TAPFUMA GUTSA
Tapfuma Gutsa’s work, both as artist and workshop leader, has transformed art practice in Zimbabwe and beyond. He explores the physical and metaphorical possibilities of materials, from granite and oak, to horn, eggshell, bone and clay. His work both advances and subverts the tradition of stone sculpture that dominated Zimbabwean art through the 1960s and '70s. Beyond the elegant confidence apparent in his choice of materials, he endows the objects he forms with an otherworldly power. Gutsa studied art at the Driefontein Mission School in Zimbabwe, and later became the first Zimbabwean recipient of a British Council award, studying at the City and Guilds School of Art, London from 1982-1985. Returning to Zimbabwe, he organised, in 1988, the first of a series of Pachipamwe workshops before establishing the Surprise studios in 1997. In 1990 he participated in the seminal exhibition African Artists: Changing Traditions at the Studio Museum, Harlem.
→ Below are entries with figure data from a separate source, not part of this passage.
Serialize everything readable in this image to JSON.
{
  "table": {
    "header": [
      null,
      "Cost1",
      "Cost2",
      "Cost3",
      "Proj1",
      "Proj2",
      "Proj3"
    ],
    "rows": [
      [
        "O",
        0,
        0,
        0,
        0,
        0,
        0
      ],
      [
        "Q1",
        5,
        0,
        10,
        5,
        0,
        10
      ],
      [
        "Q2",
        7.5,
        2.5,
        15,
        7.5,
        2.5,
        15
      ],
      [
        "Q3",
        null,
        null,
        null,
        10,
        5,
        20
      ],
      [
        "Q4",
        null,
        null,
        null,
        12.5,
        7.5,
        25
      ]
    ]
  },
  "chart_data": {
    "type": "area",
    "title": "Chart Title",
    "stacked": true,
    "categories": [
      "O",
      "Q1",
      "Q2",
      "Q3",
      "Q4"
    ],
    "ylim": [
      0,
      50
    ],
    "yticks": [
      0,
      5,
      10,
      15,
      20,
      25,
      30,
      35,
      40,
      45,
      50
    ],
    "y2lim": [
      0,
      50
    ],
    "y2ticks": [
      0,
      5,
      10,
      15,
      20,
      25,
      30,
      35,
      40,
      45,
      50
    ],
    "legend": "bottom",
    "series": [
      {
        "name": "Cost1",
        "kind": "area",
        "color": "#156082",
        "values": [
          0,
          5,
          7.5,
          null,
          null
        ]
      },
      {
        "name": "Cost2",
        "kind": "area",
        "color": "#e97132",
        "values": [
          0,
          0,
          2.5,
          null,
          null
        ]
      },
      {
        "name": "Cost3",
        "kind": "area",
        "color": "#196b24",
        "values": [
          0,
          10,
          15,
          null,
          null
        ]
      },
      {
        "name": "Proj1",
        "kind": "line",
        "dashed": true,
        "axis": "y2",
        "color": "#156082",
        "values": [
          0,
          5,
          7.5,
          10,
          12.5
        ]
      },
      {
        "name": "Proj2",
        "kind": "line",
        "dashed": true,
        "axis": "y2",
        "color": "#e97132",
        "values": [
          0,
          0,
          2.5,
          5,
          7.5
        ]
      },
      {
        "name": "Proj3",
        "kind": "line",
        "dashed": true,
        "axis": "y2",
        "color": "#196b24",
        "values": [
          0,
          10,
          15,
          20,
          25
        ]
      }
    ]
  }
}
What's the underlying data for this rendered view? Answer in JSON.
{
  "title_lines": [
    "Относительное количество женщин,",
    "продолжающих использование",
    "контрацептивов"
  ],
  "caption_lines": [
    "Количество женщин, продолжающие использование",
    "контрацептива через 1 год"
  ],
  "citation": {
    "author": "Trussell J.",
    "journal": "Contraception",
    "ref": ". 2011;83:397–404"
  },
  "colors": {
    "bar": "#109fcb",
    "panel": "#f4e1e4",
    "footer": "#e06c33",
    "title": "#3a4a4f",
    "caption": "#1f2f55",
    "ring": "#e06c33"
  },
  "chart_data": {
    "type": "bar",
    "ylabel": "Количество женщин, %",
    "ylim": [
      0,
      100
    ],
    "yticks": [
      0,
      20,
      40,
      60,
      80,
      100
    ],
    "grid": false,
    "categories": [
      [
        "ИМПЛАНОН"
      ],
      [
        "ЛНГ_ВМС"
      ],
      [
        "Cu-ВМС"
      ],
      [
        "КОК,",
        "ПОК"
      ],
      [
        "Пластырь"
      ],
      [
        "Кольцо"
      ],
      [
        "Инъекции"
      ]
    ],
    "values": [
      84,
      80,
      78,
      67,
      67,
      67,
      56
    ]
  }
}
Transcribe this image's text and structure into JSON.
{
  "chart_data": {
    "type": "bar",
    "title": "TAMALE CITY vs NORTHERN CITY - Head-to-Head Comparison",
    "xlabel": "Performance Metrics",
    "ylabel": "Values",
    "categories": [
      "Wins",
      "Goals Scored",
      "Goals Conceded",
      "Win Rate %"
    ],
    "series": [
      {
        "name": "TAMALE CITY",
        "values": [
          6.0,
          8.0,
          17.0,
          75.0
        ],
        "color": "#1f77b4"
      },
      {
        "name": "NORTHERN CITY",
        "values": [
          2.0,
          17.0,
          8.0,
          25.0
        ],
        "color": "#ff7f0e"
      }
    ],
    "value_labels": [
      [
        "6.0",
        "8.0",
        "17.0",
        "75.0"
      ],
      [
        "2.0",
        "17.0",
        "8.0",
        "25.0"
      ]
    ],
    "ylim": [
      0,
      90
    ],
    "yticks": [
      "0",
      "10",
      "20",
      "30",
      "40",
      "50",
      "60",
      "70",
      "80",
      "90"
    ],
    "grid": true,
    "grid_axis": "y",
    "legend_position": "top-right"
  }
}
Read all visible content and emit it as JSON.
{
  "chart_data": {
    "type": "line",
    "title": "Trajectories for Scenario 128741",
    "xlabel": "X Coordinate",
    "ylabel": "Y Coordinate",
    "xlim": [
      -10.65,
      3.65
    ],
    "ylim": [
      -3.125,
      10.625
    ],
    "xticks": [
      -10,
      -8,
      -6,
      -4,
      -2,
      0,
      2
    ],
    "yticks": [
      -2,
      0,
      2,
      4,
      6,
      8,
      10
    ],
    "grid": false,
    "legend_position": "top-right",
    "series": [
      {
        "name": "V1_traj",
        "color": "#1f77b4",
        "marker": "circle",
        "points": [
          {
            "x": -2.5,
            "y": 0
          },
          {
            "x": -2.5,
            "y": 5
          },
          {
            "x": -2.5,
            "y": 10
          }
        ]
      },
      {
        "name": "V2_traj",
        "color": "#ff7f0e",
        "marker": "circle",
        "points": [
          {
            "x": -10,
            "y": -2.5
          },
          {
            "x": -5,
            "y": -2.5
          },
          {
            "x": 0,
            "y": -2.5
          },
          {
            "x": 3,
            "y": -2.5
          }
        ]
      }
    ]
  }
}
Gutsa served as Deputy Director of the National Gallery of Zimbabwe.
In 2005, his residency at Gasworks, London, coincided with Africa Remix at the Hayward Gallery. His first solo show at October Gallery, in 2006 led to his inclusion in Uncomfortable Truths (2007) at Victoria & Albert Museum, London. In 2011, Gutsa showed in the Zimbabwean Pavilion of the 54th Venice Biennale. His works are in collections worldwide.